До меня доходит, что когда я приехала сюда несколько недель назад, мне было стыдно за свою ситуацию, но я рада, что это уже не так. Теперь мне нечего стыдиться. Я чувствую себя желанной. И мне это нравится.

Коллинз наклоняется ближе ко мне и шепчет, что мы останемся на ночь на лодке, и я вскидываю на него глаза с переполненным от чувств сердцем. 

Глава 21.

Коллинз

Я выключаю ноутбук и сгребаю вещи со стола. Сегодня пятница, пора начинать выходные, и я дождаться не могу, чтобы провести их с Мией. Отношения с Мией Монро — это опыт, к которому я совершенно не был готов. Она забавная, беззаботная и лёгкая. Совсем не похожая на тех ботоксных, чопорных женщин, попадавшихся мне с момента переезда в ЛА.

Мы с Мией встречаемся уже две недели, и за это время успели побывать на балете, съездить на всемирно известную винодельню и посетить первый показ коллекции ювелирных украшений, во время которого Мию накрыл приступ зевоты. Пора поменять направление игры. Это Миа. Моя Миа. И на сегодняшний вечер у меня заготовлено кое-что идеальное.
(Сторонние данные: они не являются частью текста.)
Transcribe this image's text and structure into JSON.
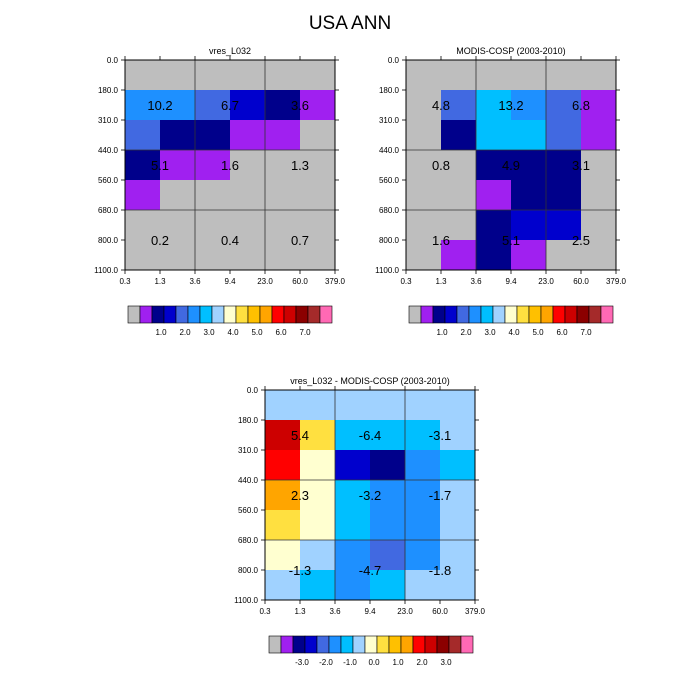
{
  "figure": {
    "title": "USA ANN"
  },
  "chart_data": [
    {
      "type": "heatmap",
      "title": "vres_L032",
      "x_ticks": [
        "0.3",
        "1.3",
        "3.6",
        "9.4",
        "23.0",
        "60.0",
        "379.0"
      ],
      "y_ticks": [
        "0.0",
        "180.0",
        "310.0",
        "440.0",
        "560.0",
        "680.0",
        "800.0",
        "1100.0"
      ],
      "x_bins": 6,
      "y_bins": 7,
      "cells": [
        [
          -1,
          -1,
          -1,
          -1,
          -1,
          -1
        ],
        [
          5,
          5,
          4,
          3,
          2,
          1
        ],
        [
          4,
          2,
          2,
          1,
          1,
          -1
        ],
        [
          2,
          1,
          1,
          -1,
          -1,
          -1
        ],
        [
          1,
          -1,
          -1,
          -1,
          -1,
          -1
        ],
        [
          -1,
          -1,
          -1,
          -1,
          -1,
          -1
        ],
        [
          -1,
          -1,
          -1,
          -1,
          -1,
          -1
        ]
      ],
      "annotations": [
        {
          "text": "10.2",
          "xbin": 1,
          "ybin": 1.5
        },
        {
          "text": "6.7",
          "xbin": 3,
          "ybin": 1.5
        },
        {
          "text": "3.6",
          "xbin": 5,
          "ybin": 1.5
        },
        {
          "text": "5.1",
          "xbin": 1,
          "ybin": 3.5
        },
        {
          "text": "1.6",
          "xbin": 3,
          "ybin": 3.5
        },
        {
          "text": "1.3",
          "xbin": 5,
          "ybin": 3.5
        },
        {
          "text": "0.2",
          "xbin": 1,
          "ybin": 6
        },
        {
          "text": "0.4",
          "xbin": 3,
          "ybin": 6
        },
        {
          "text": "0.7",
          "xbin": 5,
          "ybin": 6
        }
      ],
      "colorbar": {
        "colors": [
          "#bebebe",
          "#a020f0",
          "#00008b",
          "#0000cd",
          "#4169e1",
          "#1e90ff",
          "#00bfff",
          "#a0d2ff",
          "#ffffd0",
          "#ffe040",
          "#ffc000",
          "#ffa500",
          "#ff0000",
          "#cd0000",
          "#8b0000",
          "#a52a2a",
          "#ff69b4"
        ],
        "labels": [
          "1.0",
          "2.0",
          "3.0",
          "4.0",
          "5.0",
          "6.0",
          "7.0"
        ]
      }
    },
    {
      "type": "heatmap",
      "title": "MODIS-COSP (2003-2010)",
      "x_ticks": [
        "0.3",
        "1.3",
        "3.6",
        "9.4",
        "23.0",
        "60.0",
        "379.0"
      ],
      "y_ticks": [
        "0.0",
        "180.0",
        "310.0",
        "440.0",
        "560.0",
        "680.0",
        "800.0",
        "1100.0"
      ],
      "x_bins": 6,
      "y_bins": 7,
      "cells": [
        [
          -1,
          -1,
          -1,
          -1,
          -1,
          -1
        ],
        [
          -1,
          4,
          6,
          5,
          4,
          1
        ],
        [
          -1,
          2,
          6,
          6,
          4,
          1
        ],
        [
          -1,
          -1,
          2,
          2,
          2,
          -1
        ],
        [
          -1,
          -1,
          1,
          2,
          2,
          -1
        ],
        [
          -1,
          -1,
          2,
          3,
          3,
          -1
        ],
        [
          -1,
          1,
          2,
          1,
          -1,
          -1
        ]
      ],
      "annotations": [
        {
          "text": "4.8",
          "xbin": 1,
          "ybin": 1.5
        },
        {
          "text": "13.2",
          "xbin": 3,
          "ybin": 1.5
        },
        {
          "text": "6.8",
          "xbin": 5,
          "ybin": 1.5
        },
        {
          "text": "0.8",
          "xbin": 1,
          "ybin": 3.5
        },
        {
          "text": "4.9",
          "xbin": 3,
          "ybin": 3.5
        },
        {
          "text": "3.1",
          "xbin": 5,
          "ybin": 3.5
        },
        {
          "text": "1.6",
          "xbin": 1,
          "ybin": 6
        },
        {
          "text": "5.1",
          "xbin": 3,
          "ybin": 6
        },
        {
          "text": "2.5",
          "xbin": 5,
          "ybin": 6
        }
      ],
      "colorbar": {
        "colors": [
          "#bebebe",
          "#a020f0",
          "#00008b",
          "#0000cd",
          "#4169e1",
          "#1e90ff",
          "#00bfff",
          "#a0d2ff",
          "#ffffd0",
          "#ffe040",
          "#ffc000",
          "#ffa500",
          "#ff0000",
          "#cd0000",
          "#8b0000",
          "#a52a2a",
          "#ff69b4"
        ],
        "labels": [
          "1.0",
          "2.0",
          "3.0",
          "4.0",
          "5.0",
          "6.0",
          "7.0"
        ]
      }
    },
    {
      "type": "heatmap",
      "title": "vres_L032 - MODIS-COSP (2003-2010)",
      "x_ticks": [
        "0.3",
        "1.3",
        "3.6",
        "9.4",
        "23.0",
        "60.0",
        "379.0"
      ],
      "y_ticks": [
        "0.0",
        "180.0",
        "310.0",
        "440.0",
        "560.0",
        "680.0",
        "800.0",
        "1100.0"
      ],
      "x_bins": 6,
      "y_bins": 7,
      "cells": [
        [
          7,
          7,
          7,
          7,
          7,
          7
        ],
        [
          13,
          9,
          6,
          6,
          6,
          7
        ],
        [
          12,
          8,
          3,
          2,
          5,
          6
        ],
        [
          11,
          8,
          6,
          5,
          5,
          7
        ],
        [
          9,
          8,
          6,
          5,
          5,
          7
        ],
        [
          8,
          7,
          5,
          4,
          5,
          7
        ],
        [
          7,
          6,
          5,
          6,
          7,
          7
        ]
      ],
      "annotations": [
        {
          "text": "5.4",
          "xbin": 1,
          "ybin": 1.5
        },
        {
          "text": "-6.4",
          "xbin": 3,
          "ybin": 1.5
        },
        {
          "text": "-3.1",
          "xbin": 5,
          "ybin": 1.5
        },
        {
          "text": "2.3",
          "xbin": 1,
          "ybin": 3.5
        },
        {
          "text": "-3.2",
          "xbin": 3,
          "ybin": 3.5
        },
        {
          "text": "-1.7",
          "xbin": 5,
          "ybin": 3.5
        },
        {
          "text": "-1.3",
          "xbin": 1,
          "ybin": 6
        },
        {
          "text": "-4.7",
          "xbin": 3,
          "ybin": 6
        },
        {
          "text": "-1.8",
          "xbin": 5,
          "ybin": 6
        }
      ],
      "colorbar": {
        "colors": [
          "#bebebe",
          "#a020f0",
          "#00008b",
          "#0000cd",
          "#4169e1",
          "#1e90ff",
          "#00bfff",
          "#a0d2ff",
          "#ffffd0",
          "#ffe040",
          "#ffc000",
          "#ffa500",
          "#ff0000",
          "#cd0000",
          "#8b0000",
          "#a52a2a",
          "#ff69b4"
        ],
        "labels": [
          "-3.0",
          "-2.0",
          "-1.0",
          "0.0",
          "1.0",
          "2.0",
          "3.0"
        ]
      }
    }
  ],
  "palettes": {
    "cell_colors": [
      "#bebebe",
      "#a020f0",
      "#00008b",
      "#0000cd",
      "#4169e1",
      "#1e90ff",
      "#00bfff",
      "#a0d2ff",
      "#ffffd0",
      "#ffe040",
      "#ffc000",
      "#ffa500",
      "#ff0000",
      "#cd0000",
      "#8b0000",
      "#a52a2a",
      "#ff69b4"
    ],
    "diff_cell_colors": [
      "#a0d2ff",
      "#a020f0",
      "#00008b",
      "#0000cd",
      "#4169e1",
      "#1e90ff",
      "#00bfff",
      "#a0d2ff",
      "#ffffd0",
      "#ffe040",
      "#ffc000",
      "#ffa500",
      "#ff0000",
      "#cd0000",
      "#8b0000",
      "#a52a2a",
      "#ff69b4"
    ]
  }
}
По крайней мере, я на это надеюсь.

Улыбаясь про себя, я направляюсь к лифту и по пути прощаюсь с несколькими преданными работниками, задержавшимися после пяти в пятничный вечер. В офисе царят споры о моей недавней трансформации. Видимо, я выгляжу более отдохнувшим, улыбаюсь чаще, да и просто на вид счастливее. Чёрт, одна храбрая душа даже осмелилась спросить, сделал ли я пластику, подразумевая пластическую операцию. Они думают, я не замечаю шёпота и тихих разговоров за стенами кабинок. Но это не так. Честно говоря, меня, как и их, тоже мучает любопытство из-за этого превращения. Поначалу они пришли к заключению, что виновница моей улыбки — двадцатитрёхлетняя девушка-супермодель. Но потом им на глаза попалась Миа, принесшая мне как-то ланч — сэндвич с бифштексом из моего любимого магазина — и до них дошло, что я больше не встречаюсь с Татьяной. Я же не сказал ни слова. На самом деле, мне вообще это казалось смешным.
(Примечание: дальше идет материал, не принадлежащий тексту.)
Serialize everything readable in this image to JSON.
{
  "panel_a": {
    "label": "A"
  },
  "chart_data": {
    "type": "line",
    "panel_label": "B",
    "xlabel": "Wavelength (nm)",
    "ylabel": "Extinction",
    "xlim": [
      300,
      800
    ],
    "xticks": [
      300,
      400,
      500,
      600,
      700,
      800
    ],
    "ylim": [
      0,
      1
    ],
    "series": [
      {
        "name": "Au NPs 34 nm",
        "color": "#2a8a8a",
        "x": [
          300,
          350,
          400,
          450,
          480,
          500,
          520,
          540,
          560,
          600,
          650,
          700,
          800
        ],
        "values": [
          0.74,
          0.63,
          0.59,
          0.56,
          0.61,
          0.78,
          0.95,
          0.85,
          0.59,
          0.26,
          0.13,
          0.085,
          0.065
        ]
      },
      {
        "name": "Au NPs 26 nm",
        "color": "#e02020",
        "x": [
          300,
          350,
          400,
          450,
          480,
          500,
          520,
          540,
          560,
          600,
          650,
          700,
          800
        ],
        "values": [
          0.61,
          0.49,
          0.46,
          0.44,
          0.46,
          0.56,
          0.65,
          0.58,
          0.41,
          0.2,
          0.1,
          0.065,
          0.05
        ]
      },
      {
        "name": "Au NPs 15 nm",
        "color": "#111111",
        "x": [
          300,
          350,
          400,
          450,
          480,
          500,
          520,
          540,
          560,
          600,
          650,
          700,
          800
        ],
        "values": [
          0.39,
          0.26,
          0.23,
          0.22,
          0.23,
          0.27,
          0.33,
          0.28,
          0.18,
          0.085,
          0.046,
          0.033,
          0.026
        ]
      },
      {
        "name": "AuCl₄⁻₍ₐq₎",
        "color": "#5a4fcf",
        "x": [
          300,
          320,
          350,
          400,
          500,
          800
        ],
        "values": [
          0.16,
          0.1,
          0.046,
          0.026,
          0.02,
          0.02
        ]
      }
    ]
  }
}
Кроме того, их это вообще никак не касается. Я счастлив и чувствую себя на десять лет моложе, и дело вовсе не в фантастическом сексе. Просто Миа пробудила во мне лучшую сторону. Я усмехаюсь, минуя особенно болтливую помощницу администратора. Вскинув бровь, она стремительно отводит от меня глаза и принимается лихорадочно печатать на клавиатуре. Думаю, если присмотреться к этой писанине, там окажется полная белиберда.

— Спокойной ночи, мисс Корриган, — говорю я.

— Спокойной ночи, сэр, — пищит она в ответ.

Тихо посмеиваясь, я жму на кнопку вызова лифта, который доставит меня на подземную парковку. Представляя, как пройдёт сегодняшний вечер, не могу сдержать довольной улыбки, расплывающейся на губах. Миа сойдёт с ума, когда поймёт, что я задумал.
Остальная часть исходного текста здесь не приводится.